Chapter 4 is concerned with the early modern period. Here we find various subdivisions such as Legal Humanism, Roman-Dutch law, the Usus Modernus and the Northern Natural Law School. The author proceeds to investigate each of these "schools" and their contribution to the development of the topic. One slight criticism here is that the author is perhaps too accepting of the labels of the different "schools" and their contribution to modern law. Thus, for example, separating Roman-Dutch law out from Humanism and the Usus Modernus is perhaps somewhat of a falsehood, since many of the main Dutch jurists of this period were in fact both (or either). Nonetheless, there are some interesting points arising from this discussion, especially in relation to Roman-Dutch law, and the reader would be well advised to spend some time on them. I did wonder, though, whether there could also be an economic angle here to be explored perhaps in further works on the topic, especially given the importance of mercantile commerce in the Dutch Republic.

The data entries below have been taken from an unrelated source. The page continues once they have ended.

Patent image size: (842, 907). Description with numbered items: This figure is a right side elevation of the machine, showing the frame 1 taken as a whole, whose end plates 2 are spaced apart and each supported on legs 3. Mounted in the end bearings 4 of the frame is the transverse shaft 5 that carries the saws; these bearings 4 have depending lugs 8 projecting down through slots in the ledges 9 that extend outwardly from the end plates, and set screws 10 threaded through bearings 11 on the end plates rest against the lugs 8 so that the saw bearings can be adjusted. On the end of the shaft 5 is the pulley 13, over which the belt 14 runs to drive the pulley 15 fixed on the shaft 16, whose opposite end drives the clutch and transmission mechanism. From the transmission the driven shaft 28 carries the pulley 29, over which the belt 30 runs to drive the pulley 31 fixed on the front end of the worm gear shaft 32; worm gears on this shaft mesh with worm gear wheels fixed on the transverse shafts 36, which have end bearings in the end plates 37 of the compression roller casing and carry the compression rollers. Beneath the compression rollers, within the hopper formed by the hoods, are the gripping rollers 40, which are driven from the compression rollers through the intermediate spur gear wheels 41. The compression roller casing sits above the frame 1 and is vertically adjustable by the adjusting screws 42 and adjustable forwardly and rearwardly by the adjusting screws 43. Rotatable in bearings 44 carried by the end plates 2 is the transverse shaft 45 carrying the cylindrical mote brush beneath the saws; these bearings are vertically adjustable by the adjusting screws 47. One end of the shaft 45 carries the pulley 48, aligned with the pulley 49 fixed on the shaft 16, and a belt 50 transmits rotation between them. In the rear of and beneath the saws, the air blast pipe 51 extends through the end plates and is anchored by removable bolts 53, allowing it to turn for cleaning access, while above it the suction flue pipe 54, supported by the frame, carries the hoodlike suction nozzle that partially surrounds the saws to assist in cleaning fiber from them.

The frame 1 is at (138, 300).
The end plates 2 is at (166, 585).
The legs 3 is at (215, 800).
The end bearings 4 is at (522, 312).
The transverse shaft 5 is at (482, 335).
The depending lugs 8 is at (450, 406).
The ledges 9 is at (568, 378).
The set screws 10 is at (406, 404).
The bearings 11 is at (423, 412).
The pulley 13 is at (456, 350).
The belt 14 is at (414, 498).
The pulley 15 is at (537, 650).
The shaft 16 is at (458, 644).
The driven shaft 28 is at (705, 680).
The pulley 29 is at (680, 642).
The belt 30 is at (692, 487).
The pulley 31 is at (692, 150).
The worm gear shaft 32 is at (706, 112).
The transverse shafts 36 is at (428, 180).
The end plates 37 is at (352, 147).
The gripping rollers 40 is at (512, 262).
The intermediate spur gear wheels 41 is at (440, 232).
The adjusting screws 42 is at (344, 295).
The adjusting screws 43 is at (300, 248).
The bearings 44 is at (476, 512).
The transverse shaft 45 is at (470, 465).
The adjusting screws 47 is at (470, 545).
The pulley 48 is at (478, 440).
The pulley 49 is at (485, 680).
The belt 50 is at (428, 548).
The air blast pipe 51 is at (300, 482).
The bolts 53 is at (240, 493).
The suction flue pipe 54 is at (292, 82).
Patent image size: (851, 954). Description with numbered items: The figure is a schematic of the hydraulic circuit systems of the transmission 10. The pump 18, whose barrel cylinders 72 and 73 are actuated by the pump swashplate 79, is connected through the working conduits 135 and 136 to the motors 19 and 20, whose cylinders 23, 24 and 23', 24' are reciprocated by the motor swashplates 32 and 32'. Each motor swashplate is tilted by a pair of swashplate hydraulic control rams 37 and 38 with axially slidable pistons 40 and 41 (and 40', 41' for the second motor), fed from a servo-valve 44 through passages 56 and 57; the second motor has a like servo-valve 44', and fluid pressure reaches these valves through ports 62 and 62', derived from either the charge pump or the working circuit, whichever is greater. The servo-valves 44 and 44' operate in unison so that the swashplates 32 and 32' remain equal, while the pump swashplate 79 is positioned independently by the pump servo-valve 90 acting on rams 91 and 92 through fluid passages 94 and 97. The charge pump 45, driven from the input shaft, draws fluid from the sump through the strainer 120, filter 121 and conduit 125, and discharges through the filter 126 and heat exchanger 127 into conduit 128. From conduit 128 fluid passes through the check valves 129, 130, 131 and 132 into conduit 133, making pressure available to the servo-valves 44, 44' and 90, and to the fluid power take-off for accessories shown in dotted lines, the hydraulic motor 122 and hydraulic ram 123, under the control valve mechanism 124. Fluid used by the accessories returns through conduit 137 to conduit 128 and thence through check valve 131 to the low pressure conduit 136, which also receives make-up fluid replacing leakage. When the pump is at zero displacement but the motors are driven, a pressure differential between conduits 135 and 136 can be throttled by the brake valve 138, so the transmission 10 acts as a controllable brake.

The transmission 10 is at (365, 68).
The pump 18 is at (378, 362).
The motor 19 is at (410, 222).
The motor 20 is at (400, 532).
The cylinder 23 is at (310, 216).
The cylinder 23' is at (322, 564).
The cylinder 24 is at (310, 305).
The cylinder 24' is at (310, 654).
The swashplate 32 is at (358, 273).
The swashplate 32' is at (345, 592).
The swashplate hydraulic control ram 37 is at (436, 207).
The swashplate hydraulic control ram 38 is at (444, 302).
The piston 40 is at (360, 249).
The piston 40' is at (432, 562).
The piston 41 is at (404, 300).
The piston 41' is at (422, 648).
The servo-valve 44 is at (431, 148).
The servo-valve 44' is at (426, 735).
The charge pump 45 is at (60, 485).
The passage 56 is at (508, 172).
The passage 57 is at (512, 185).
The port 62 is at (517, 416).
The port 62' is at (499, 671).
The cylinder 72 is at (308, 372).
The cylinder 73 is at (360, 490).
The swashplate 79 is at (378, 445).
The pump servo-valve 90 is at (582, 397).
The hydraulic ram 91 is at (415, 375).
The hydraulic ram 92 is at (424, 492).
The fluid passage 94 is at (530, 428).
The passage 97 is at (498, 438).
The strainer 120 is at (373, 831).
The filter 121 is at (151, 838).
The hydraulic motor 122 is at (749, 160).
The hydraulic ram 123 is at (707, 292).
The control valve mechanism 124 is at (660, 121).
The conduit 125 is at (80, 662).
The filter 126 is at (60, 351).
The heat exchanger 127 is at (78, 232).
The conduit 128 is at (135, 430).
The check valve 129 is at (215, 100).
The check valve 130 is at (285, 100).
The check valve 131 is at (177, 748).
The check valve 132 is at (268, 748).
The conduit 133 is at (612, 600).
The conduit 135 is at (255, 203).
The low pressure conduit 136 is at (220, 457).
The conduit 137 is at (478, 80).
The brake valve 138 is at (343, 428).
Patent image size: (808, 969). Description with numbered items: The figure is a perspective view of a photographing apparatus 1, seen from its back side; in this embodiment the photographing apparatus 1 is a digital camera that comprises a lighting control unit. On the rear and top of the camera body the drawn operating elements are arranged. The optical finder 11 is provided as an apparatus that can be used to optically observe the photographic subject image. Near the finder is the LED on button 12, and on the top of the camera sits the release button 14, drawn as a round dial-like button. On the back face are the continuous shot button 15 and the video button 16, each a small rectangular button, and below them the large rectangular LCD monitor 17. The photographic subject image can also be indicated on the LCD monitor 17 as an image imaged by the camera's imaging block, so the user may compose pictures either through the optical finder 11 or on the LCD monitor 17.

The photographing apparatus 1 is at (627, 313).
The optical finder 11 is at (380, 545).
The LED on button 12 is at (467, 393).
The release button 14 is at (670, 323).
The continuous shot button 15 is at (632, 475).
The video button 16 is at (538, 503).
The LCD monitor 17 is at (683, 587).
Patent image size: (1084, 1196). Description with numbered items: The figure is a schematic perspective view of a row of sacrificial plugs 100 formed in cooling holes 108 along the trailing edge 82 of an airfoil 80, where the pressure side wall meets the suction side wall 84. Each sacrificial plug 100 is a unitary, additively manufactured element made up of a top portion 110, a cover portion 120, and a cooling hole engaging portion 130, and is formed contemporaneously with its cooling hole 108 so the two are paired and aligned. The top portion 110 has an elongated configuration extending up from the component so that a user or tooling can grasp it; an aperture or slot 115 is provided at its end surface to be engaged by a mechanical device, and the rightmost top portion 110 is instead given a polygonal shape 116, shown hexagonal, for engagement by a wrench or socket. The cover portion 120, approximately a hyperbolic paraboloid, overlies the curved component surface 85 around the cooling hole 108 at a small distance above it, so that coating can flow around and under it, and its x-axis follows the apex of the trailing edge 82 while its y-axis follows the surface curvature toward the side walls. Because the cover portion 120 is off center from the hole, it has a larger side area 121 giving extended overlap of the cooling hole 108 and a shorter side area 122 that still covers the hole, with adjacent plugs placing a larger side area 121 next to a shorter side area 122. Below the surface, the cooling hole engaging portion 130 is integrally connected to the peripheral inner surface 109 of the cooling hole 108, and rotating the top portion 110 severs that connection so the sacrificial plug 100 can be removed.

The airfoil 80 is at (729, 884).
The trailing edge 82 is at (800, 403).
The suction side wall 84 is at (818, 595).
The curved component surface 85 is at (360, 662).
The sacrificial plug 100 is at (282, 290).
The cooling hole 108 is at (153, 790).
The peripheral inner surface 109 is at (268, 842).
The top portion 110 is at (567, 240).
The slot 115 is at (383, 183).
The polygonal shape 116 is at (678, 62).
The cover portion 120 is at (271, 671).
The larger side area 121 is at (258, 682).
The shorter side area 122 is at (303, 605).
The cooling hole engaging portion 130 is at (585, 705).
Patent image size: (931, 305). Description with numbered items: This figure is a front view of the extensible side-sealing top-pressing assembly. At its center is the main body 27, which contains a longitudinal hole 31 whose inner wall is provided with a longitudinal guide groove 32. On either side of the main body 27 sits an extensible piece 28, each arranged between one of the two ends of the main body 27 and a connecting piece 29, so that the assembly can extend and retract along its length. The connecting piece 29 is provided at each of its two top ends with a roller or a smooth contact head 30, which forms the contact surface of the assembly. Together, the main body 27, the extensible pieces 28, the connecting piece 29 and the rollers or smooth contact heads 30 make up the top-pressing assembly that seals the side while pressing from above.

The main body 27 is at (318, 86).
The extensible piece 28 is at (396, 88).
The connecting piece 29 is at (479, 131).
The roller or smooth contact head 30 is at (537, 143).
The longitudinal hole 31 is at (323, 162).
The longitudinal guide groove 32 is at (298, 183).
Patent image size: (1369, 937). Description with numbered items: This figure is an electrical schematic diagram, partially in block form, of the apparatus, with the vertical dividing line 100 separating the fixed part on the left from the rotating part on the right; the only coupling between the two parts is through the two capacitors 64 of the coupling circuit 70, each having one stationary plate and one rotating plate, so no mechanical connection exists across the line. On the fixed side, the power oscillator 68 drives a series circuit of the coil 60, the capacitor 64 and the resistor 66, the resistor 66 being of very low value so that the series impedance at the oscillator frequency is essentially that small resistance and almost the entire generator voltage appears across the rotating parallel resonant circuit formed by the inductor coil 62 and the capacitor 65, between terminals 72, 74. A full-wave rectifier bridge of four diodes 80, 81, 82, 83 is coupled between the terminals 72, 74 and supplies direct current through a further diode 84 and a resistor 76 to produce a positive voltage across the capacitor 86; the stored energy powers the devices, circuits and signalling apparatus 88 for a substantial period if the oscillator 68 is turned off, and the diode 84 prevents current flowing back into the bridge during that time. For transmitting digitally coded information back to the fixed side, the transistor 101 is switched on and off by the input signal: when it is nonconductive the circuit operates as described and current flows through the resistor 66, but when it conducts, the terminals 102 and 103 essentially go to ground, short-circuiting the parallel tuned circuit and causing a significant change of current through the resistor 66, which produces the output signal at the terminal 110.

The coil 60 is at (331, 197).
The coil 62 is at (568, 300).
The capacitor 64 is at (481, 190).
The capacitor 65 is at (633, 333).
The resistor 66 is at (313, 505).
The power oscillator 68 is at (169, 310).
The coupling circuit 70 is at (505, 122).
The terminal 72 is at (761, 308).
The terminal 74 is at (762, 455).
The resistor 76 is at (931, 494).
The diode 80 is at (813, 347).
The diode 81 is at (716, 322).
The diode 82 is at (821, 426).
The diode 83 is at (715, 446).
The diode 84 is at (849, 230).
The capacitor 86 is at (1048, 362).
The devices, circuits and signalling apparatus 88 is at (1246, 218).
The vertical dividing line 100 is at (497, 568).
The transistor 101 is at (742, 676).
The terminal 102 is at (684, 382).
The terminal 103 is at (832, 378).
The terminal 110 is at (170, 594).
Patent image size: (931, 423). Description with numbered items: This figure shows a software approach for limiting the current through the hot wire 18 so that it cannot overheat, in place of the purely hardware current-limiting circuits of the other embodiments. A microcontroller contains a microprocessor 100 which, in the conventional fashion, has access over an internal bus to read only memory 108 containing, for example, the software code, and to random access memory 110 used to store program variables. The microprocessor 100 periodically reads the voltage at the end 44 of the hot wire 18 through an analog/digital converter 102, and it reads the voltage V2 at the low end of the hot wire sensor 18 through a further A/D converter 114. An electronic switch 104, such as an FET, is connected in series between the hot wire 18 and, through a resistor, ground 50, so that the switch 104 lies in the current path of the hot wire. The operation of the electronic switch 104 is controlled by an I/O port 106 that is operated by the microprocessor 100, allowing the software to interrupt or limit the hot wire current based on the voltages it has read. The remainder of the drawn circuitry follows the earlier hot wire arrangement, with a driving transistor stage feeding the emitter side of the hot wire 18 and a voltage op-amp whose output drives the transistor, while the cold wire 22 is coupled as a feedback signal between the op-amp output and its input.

Chapter 5 is devoted to contemporary law (mainly France and the Netherlands) while chapter 6 deals with conclusions. All and all, this is an interesting study filled with many nuggets of insight. The author is to be commended for producing such a clear work on a difficult topic. The writing is of the highest quality and the arguments are persuasive. This then brings me to the one and only negative point in this review - the price. Once again, Brill has managed to make a very useful book virtually unaffordable to anyone other than a research library. It is incomprehensible that a Press that has jettisoned all forms of proofing and copy-editing (and therefore quality control) over their output can justify a price at this level. The same book of the same size would have cost much less through some of the Presses that still retain proofing and copy-editing. This is lamentable. Authors do not have the skills to copy edit a book. It is a professional skill that costs money (as the acknowledgements to this book make clear). The Press runs a very great risk of pricing itself out of the market to those who do not have the institutional funding for this kind of endeavour. This "stack 'em high and sell 'em dear" insanity has to stop.